Maximize patients’ preoperative condition and manage expectations. “We have to let patients know that abdominal wall reconstruction is a very complex surgery with complex issues and the potential for significant complications,” said Guy Voeller, MD, a professor of surgery at the University of Tennessee Health Science Center, in Memphis, at the 2021 virtual Abdominal Wall Reconstruction Conference.

Ultimately, the FDA required all companies to withdraw mesh for TV-POP in 2018. Soon, lawsuits around mesh use in that procedure were big news and big money.

“In 2019, The New York Times reported that seven manufacturers paid nearly $8 billion to resolve more than 100,000 claims. The law firms got a lot of money; having profited from these claims, they decided to look at mesh in inguinal and incisional hernia,” Dr. Voeller said.

Complaints against mesh use in incisional repair are similar to those in TV-POP: pain, erosion, recurrence, bowel obstruction, seroma, infection and death—“all the complications we see with complex reconstruction of the abdominal wall,” Dr. Voeller said.
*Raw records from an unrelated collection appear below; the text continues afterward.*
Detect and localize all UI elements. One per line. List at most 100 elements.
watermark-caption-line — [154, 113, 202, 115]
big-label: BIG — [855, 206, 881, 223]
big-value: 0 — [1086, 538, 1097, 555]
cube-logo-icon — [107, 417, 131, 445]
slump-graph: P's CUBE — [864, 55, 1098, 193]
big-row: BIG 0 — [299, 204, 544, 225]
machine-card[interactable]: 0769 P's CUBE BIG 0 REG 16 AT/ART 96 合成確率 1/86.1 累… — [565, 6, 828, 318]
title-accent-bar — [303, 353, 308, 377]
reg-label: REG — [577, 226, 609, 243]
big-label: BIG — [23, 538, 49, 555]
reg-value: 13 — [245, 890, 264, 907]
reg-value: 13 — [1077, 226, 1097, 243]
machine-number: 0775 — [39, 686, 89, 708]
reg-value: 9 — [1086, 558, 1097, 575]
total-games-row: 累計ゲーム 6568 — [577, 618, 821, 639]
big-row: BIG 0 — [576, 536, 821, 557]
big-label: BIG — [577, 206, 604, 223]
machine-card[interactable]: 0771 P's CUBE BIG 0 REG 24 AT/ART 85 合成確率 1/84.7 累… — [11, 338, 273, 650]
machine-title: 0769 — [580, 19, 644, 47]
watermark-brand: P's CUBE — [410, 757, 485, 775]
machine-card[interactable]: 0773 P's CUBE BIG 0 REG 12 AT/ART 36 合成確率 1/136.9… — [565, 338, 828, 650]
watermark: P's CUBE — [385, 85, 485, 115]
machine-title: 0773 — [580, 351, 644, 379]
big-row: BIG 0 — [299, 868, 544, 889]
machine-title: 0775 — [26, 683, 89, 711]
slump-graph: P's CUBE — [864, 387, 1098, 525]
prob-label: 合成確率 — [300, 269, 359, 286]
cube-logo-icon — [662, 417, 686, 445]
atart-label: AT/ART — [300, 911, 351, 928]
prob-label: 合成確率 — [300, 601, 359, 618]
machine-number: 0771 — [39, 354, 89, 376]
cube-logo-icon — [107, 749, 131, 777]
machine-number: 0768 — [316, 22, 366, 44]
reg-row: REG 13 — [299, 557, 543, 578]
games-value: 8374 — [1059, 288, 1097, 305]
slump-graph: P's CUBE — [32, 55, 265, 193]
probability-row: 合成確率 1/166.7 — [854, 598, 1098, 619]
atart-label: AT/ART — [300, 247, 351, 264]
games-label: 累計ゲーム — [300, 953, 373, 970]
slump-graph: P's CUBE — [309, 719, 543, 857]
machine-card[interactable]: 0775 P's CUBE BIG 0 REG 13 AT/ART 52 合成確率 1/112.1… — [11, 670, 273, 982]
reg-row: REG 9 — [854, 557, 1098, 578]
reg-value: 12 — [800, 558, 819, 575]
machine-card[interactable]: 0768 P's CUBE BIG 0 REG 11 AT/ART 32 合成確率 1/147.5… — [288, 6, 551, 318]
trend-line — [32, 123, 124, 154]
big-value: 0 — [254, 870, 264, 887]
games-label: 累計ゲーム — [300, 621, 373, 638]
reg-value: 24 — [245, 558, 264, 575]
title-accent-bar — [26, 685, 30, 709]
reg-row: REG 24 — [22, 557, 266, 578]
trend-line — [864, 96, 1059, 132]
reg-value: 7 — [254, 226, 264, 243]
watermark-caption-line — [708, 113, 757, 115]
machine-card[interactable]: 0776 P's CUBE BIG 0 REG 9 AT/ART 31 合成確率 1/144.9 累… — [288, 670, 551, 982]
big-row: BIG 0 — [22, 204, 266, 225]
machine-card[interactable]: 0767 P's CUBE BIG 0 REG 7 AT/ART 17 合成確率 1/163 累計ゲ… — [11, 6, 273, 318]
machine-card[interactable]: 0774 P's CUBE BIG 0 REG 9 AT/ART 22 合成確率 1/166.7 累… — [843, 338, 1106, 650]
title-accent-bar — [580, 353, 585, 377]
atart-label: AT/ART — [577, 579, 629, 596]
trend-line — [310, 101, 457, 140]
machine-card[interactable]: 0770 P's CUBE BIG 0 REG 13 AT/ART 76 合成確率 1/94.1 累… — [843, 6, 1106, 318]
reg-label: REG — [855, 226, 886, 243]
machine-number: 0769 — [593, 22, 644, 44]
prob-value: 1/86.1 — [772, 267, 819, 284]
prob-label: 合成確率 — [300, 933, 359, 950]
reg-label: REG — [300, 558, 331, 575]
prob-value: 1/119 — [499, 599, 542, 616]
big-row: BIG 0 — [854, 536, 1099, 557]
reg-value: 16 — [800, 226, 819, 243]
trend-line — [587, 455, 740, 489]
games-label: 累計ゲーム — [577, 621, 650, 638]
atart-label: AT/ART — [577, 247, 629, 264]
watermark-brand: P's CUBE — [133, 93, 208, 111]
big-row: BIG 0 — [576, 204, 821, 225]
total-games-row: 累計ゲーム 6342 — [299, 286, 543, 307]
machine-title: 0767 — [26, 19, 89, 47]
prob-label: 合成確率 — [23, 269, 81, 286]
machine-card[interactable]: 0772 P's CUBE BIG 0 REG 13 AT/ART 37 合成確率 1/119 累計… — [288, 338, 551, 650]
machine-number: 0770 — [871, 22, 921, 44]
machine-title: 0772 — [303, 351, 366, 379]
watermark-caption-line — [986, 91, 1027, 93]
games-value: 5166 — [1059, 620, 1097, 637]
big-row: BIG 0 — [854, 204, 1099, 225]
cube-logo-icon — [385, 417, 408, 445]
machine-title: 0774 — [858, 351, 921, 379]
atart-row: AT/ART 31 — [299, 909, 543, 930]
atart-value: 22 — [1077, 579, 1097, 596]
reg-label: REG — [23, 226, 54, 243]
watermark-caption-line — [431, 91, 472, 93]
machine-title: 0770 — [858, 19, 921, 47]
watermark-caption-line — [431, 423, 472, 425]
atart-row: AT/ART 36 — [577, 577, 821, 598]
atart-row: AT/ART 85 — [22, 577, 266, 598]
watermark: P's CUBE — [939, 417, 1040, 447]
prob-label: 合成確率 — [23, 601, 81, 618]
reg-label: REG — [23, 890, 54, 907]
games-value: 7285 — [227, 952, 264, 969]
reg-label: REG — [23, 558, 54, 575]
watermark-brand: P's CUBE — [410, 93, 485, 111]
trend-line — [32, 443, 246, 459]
“In these lawsuits, the material is accused of tearing or breaking, the coatings don’t prevent adhesions, the pore size isn’t right—the complaints go on and on.”

Plaintiffs’ counsels are not just motivated by money, Mr. Bartos said. “Many are truly in it to protect patients and prevent avoidable harm. Where we get into disputes is whether something is ‘avoidable’ or simply a known risk of using a foreign material to repair a fascial defect. Many times, there are issues of what a manufacturer knew and when it knew it regarding risk profiles. But there is no arguing that it is a lucrative business, and there are some who invest heavily in ads to generate a larger group of plaintiffs.”

Where We Stand Now

At this point, many of the manufacturers of mesh used in hernia repair are involved in MDLs. Although many cases were suspended in 2020 due to the coronavirus pandemic, these cases are now working their way through the MDL system; the case against Bard and its Ventralight ST mesh rebooted in August 2021.

“The use of MDL and bellwether cases gives a sense of where a jury would go in each of the other tens of thousands of potential cases. That allows a reasoned risk calculation for both sides,” Mr. Bartos said.

If there is a loss at trial, that is not the end of it. “If Bard loses and there is a damages award, typically the MDL parties would get together to discuss a global settlement, but Bard could appeal a bellwether case defeat,” Mr. Bartos said.